Débora Deliberato arrisca afirmar que o impacto negativo tem relação com a estrutura familiar pré-pandemia. A pesquisadora acredita que famílias com o hábito de acompanhar as atividades da criança na escola tiveram mais sucesso em se adaptar ao novo contexto e podem colher resultados positivos de desenvolvimento da criança.
Uma família mais participativa na vida escolar tem forte relação com o desenvolvimento de habilidades sociais de crianças, segundo mostrou um estudo da University of Western Australia feito com 212 pais de crianças australianas de cinco a doze anos com deficiência física.
Na visão de Karla, crianças com deficiência que conseguiram manter um contato virtual regular com a turma e com o professor durante esses meses sofrerão menos impactos negativos em comparação àquelas que tiveram contato somente com a família. “Sem contato com outras pessoas, se perdem os vínculos afetivos, a habilidade de reconhecer o outro como diferente de si mesmo. Essas crianças vão precisar de um acolhimento muito maior quando as aulas retornarem”, comenta a educadora especial.

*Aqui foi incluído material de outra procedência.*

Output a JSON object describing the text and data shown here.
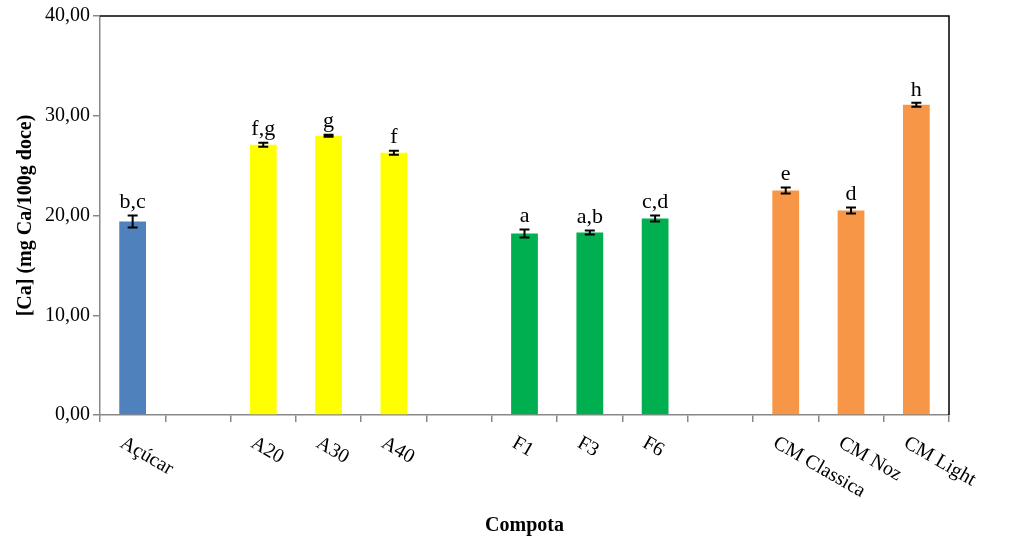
{
  "chart_data": {
    "type": "bar",
    "xlabel": "Compota",
    "ylabel": "[Ca] (mg Ca/100g doce)",
    "categories": [
      "Açúcar",
      null,
      "A20",
      "A30",
      "A40",
      null,
      "F1",
      "F3",
      "F6",
      null,
      "CM Classica",
      "CM Noz",
      "CM Light"
    ],
    "values": [
      19.4,
      null,
      27.1,
      28.0,
      26.3,
      null,
      18.2,
      18.3,
      19.7,
      null,
      22.5,
      20.5,
      31.1
    ],
    "errors": [
      0.6,
      null,
      0.2,
      0.1,
      0.2,
      null,
      0.4,
      0.2,
      0.3,
      null,
      0.3,
      0.3,
      0.2
    ],
    "colors": [
      "#4f81bd",
      null,
      "#ffff00",
      "#ffff00",
      "#ffff00",
      null,
      "#00b050",
      "#00b050",
      "#00b050",
      null,
      "#f79646",
      "#f79646",
      "#f79646"
    ],
    "ylim": [
      0,
      40
    ],
    "yticks": [
      {
        "value": 0,
        "label": "0,00"
      },
      {
        "value": 10,
        "label": "10,00"
      },
      {
        "value": 20,
        "label": "20,00"
      },
      {
        "value": 30,
        "label": "30,00"
      },
      {
        "value": 40,
        "label": "40,00"
      }
    ],
    "annotations": [
      {
        "text": "b,c",
        "x": "Açúcar",
        "y": 19.4
      },
      {
        "text": "f,g",
        "x": "A20",
        "y": 27.1
      },
      {
        "text": "g",
        "x": "A30",
        "y": 28.0
      },
      {
        "text": "f",
        "x": "A40",
        "y": 26.3
      },
      {
        "text": "a",
        "x": "F1",
        "y": 18.2
      },
      {
        "text": "a,b",
        "x": "F3",
        "y": 18.3
      },
      {
        "text": "c,d",
        "x": "F6",
        "y": 19.7
      },
      {
        "text": "e",
        "x": "CM Classica",
        "y": 22.5
      },
      {
        "text": "d",
        "x": "CM Noz",
        "y": 20.5
      },
      {
        "text": "h",
        "x": "CM Light",
        "y": 31.1
      }
    ]
  }
}
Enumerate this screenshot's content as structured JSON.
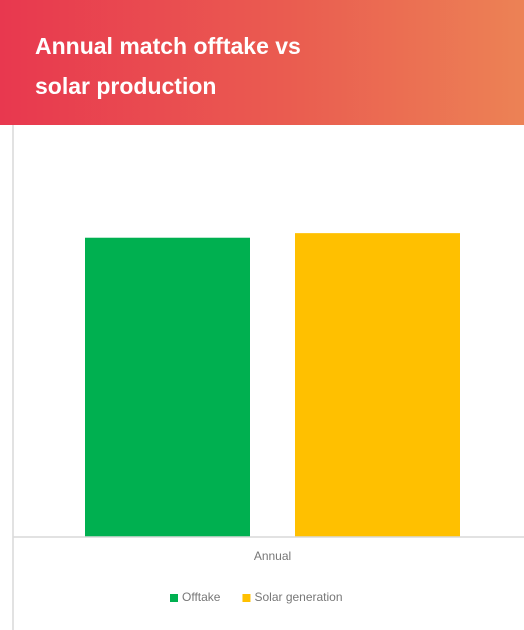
{
  "chart_data": {
    "type": "bar",
    "title": "Annual match offtake vs solar production",
    "categories": [
      "Annual"
    ],
    "series": [
      {
        "name": "Offtake",
        "color": "#00B050",
        "values": [
          98
        ]
      },
      {
        "name": "Solar generation",
        "color": "#FFC000",
        "values": [
          99.5
        ]
      }
    ],
    "ylim": [
      0,
      130
    ],
    "legend": "bottom"
  }
}
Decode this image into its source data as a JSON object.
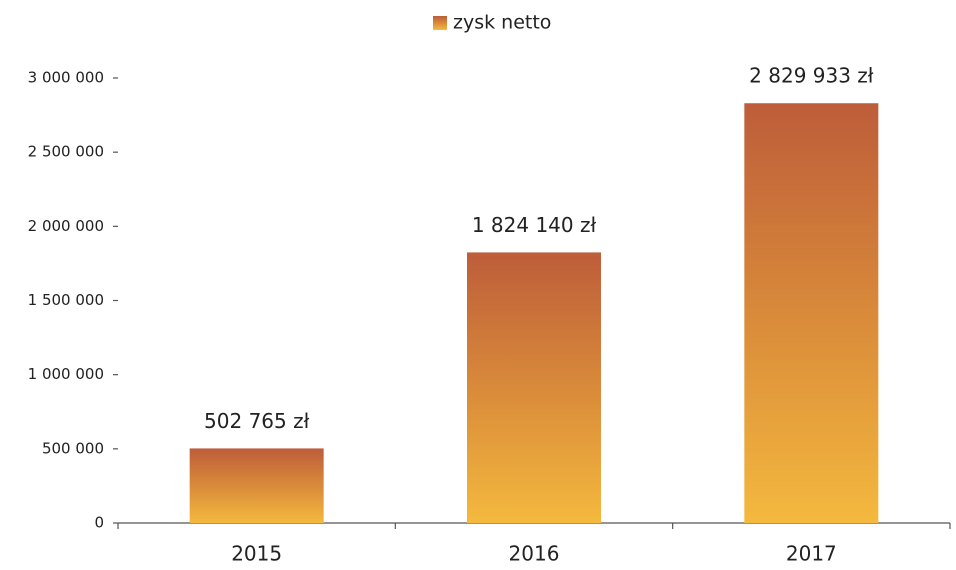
{
  "chart_data": {
    "type": "bar",
    "legend": "top",
    "series": [
      {
        "name": "zysk netto",
        "color": "#d0783a",
        "values": [
          502765,
          1824140,
          2829933
        ],
        "value_labels": [
          "502 765 zł",
          "1 824 140 zł",
          "2 829 933 zł"
        ]
      }
    ],
    "categories": [
      "2015",
      "2016",
      "2017"
    ],
    "ylim": [
      0,
      3000000
    ],
    "yticks": [
      0,
      {
        "value": 500000,
        "label": "500 000"
      },
      {
        "value": 1000000,
        "label": "1 000 000"
      },
      {
        "value": 1500000,
        "label": "1 500 000"
      },
      {
        "value": 2000000,
        "label": "2 000 000"
      },
      {
        "value": 2500000,
        "label": "2 500 000"
      },
      {
        "value": 3000000,
        "label": "3 000 000"
      }
    ]
  }
}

Apesar de trazer limitações no contato social, o isolamento também criou oportunidades de aprendizagem que vão além do currículo escolar. “As crianças estão aprendendo uma série de conhecimentos, no contato mais próximo com as famílias, que a escola não leva em consideração, mas que produz crescimento pessoal”, comenta Douglas Ferrari. O ganho de autonomia para exercer atividades cotidianas, como comer, estudar e acessar o aplicativo das aulas é uma das apostas do professor, quando perguntado sobre o legado que a pandemia pode deixar para essas crianças.
*O nome da criança foi modificado em respeito ao sigilo da sua identidade.